Among those who did great execution in the pocketing line was, as you may well believe, little Martha. Finding, to her ineffable joy, that there was no limit assigned to consumption, and that pocketing was not esteemed a sin, she proceeded, after stuffing herself, to stuff to overflowing the pocket with which she had previously wrestled, as already described, and then attempted to fill the pocket on the other side. She did so in utter and child-like forgetfulness of the fact that she had recently lost several small articles in consequence of the condition of that pocket, and her memory was not awakened until, having just completed the satisfactory filling of it, she beheld, or rather felt, the entire mass of edibles descending to the floor, proving that the pocket was indeed a very bottomless pit.

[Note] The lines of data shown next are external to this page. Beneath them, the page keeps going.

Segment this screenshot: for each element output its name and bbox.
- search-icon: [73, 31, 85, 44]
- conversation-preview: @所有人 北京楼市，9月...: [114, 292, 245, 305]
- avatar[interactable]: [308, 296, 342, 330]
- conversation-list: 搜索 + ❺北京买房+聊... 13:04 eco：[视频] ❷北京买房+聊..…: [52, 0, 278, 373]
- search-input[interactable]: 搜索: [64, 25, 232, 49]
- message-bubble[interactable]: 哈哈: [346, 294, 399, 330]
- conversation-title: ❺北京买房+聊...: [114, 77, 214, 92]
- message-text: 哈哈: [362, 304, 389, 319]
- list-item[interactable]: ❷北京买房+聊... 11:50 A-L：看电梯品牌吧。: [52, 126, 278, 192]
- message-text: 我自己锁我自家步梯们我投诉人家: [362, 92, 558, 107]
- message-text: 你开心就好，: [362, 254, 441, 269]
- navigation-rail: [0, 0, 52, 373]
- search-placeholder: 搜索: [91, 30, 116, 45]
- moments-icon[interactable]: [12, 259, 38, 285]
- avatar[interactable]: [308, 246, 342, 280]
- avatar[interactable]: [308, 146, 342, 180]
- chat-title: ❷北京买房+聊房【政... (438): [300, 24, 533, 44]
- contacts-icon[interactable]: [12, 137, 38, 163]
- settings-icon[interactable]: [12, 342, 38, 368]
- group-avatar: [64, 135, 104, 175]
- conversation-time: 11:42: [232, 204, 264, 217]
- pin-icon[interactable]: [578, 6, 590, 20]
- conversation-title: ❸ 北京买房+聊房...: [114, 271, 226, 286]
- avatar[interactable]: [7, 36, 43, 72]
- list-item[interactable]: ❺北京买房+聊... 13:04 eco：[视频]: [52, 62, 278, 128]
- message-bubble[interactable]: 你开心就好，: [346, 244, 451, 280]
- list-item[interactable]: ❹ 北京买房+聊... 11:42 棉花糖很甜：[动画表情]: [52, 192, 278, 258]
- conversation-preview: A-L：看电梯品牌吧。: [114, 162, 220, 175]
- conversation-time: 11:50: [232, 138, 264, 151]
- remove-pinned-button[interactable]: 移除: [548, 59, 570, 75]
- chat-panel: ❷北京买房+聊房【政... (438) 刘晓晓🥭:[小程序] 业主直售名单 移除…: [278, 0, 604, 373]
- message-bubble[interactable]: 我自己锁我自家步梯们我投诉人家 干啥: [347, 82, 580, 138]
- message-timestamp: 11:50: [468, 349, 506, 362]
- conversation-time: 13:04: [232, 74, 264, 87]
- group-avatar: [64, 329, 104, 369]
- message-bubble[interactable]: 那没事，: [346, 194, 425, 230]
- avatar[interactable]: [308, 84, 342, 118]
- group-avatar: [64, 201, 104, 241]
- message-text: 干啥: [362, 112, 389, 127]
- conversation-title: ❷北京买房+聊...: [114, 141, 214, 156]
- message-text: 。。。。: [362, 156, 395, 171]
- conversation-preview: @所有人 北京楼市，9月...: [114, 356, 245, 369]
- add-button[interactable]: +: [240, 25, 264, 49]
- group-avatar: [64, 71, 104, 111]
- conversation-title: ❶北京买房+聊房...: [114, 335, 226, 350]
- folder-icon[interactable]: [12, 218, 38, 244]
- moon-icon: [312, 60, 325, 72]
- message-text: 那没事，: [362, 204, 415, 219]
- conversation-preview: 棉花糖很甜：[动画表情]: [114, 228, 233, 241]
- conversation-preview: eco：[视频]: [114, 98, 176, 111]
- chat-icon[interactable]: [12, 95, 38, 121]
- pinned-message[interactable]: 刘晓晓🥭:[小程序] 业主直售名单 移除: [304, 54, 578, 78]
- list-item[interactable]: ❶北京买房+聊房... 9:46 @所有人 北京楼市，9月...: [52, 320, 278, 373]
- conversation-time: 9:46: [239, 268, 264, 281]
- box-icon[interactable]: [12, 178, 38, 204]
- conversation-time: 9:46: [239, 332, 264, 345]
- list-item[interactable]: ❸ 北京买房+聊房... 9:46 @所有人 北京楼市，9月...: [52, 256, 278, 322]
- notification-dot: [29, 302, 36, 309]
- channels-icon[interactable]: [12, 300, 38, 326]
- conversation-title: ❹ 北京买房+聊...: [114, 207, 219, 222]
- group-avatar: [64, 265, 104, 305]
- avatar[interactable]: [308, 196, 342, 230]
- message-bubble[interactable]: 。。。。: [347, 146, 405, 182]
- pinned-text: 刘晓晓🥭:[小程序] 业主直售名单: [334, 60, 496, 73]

“Never mind, little one,” said Tom Westlake, coming forward at the moment, for he had just closed the meeting; “I’ll find a bag for you to put it in. I hope the toe is all right.”

“Oh yes, sir, thank you, it’s quite well,” answered Martha, blushing through the dirt on her face, as she eyed the fallen food anxiously.

“Tell me now, little one,” continued Tom, sitting down on the bench and drawing the child gently towards him, “whom are you pocketing all these good things for?–not for yourself, I’m quite sure of that.”